Posted on September 11, 2017 by staff

AI start-up tackling fake news raises $750k

Technology

An artificial intelligence start-up which targets fake news has raised $750,000 (£569,000) in seed funding.

London start-up Factmata will use the money from notable angel investors to continue building a full-scale platform which uses AI to instantly fact check claims made on Twitter, Facebook and in news articles.

It helps people uncover additional context, score information for quality and debate content validity.

The round was led by American businessman Mark Cuban, owner of NBA franchise Dallas Mavericks, with money also put in by Zynga founder Mark Pincus, MuleSoft founder Ross Mason and Sunil Paul, founder of anti-email spam software company Brightmail.

“Because of an influx of misleading information on the web, trust in the validity of online news is at an all-time low. We want to help restore that trust,” said Dhruv Ghulati, CEO and co-founder of Factmata.

“Through our platform, we want to ensure that original sources and hard research are disseminated to people in real time so that they can form reasoned opinions.

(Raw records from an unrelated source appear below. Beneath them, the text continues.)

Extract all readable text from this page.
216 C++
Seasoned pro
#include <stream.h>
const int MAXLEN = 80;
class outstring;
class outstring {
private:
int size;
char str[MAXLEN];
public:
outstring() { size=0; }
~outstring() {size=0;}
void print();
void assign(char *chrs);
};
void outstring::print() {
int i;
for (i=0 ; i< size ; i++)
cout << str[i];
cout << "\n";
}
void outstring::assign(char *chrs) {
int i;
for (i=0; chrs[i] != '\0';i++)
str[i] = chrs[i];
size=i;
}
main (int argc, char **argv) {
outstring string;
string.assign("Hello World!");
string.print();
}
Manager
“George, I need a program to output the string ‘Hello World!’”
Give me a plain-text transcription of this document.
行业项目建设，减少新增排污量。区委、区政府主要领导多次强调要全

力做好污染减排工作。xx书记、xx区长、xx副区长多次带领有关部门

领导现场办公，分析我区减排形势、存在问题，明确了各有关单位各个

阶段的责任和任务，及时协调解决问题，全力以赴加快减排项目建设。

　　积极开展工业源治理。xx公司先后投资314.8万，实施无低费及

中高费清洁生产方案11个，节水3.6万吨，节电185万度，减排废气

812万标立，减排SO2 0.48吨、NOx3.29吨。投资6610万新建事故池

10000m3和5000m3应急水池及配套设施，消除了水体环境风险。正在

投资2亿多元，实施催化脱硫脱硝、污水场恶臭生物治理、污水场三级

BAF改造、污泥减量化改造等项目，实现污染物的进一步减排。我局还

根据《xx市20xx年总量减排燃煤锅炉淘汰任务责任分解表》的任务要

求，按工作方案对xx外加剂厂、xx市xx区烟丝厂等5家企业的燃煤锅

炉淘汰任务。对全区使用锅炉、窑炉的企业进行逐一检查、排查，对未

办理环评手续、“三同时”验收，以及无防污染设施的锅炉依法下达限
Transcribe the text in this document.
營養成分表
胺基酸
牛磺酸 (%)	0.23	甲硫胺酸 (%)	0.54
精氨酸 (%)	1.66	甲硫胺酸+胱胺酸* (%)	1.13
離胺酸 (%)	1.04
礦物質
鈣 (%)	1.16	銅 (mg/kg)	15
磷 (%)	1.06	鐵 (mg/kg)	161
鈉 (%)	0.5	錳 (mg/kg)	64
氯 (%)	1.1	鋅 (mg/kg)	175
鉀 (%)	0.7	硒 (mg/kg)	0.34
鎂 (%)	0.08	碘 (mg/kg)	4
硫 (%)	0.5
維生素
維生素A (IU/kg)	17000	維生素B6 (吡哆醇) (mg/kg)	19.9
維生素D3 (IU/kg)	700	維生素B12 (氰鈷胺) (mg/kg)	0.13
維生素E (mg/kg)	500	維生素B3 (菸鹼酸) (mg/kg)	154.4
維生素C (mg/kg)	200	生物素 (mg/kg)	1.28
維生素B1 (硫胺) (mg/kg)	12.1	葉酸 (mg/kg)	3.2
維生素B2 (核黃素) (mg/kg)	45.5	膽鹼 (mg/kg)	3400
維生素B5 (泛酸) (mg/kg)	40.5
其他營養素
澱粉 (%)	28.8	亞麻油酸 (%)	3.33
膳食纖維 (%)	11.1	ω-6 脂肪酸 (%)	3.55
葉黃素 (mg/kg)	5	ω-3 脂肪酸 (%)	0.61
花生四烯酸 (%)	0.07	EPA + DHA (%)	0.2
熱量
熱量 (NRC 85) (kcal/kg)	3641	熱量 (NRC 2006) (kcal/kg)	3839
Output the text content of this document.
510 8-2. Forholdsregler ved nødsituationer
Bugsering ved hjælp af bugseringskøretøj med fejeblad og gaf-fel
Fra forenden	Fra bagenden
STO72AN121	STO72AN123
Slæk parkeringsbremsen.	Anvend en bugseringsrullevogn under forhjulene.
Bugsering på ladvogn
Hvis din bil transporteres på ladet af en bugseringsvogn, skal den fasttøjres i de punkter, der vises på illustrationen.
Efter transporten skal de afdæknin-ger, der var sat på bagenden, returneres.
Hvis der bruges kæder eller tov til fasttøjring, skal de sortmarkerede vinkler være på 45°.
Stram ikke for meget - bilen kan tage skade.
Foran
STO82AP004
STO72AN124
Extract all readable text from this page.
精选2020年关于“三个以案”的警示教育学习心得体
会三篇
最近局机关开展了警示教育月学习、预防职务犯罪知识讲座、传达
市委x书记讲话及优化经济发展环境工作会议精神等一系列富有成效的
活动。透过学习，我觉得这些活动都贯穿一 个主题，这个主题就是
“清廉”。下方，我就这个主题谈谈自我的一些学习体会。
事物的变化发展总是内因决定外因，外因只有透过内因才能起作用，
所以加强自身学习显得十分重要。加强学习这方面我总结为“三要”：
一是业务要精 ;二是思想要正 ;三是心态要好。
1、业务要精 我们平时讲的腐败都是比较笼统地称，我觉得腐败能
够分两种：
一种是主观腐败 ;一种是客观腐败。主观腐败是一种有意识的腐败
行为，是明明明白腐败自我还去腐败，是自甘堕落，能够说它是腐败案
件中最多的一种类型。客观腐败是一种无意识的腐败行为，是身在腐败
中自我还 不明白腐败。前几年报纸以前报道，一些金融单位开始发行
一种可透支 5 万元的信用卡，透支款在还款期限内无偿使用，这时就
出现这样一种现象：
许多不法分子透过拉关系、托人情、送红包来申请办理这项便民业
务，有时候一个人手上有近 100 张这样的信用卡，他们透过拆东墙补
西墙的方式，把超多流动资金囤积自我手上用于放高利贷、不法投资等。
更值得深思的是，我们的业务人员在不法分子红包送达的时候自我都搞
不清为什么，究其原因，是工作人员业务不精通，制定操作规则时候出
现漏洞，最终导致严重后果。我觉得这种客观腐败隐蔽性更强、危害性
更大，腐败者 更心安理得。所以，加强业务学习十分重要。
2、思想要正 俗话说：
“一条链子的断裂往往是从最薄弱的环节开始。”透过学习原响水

“Artificial intelligence makes this possible.”

Speaking about his decision to invest in the start-up, Mark Cuban said: “I was impressed by the team’s pedigree, technical talent, and sheer drive to solve this problem.

“If we want to solve fake news, thinking about it at web scale via artificial intelligence and automation is the only way. And being outside the media or fact checking world allows them to see the problem in a different way.

“Factmata is a group of entrepreneurs trying to solve a challenging problem with an amazing mission.”

The start-up previously raised a €50,000 grant from Google’s Digital News initiative to build a prototype of its product. It says its model is reminiscent of Wikipedia or Quora, enabling user fact-checking at scale.

Factmata was founded eight months ago by natural language processing researchers Ghulati, Sebastian Riedel and Andreas Vlachos.

Robert Stojnic, a core developer at Wikipedia between 2006 and 2010 – where he designed, implemented and maintained its search function – has since joined as CTO.

Factmata says it has started talks with a number of global media outlets interested in its services, as well as publishing platforms, advertising networks, PR agencies and private businesses.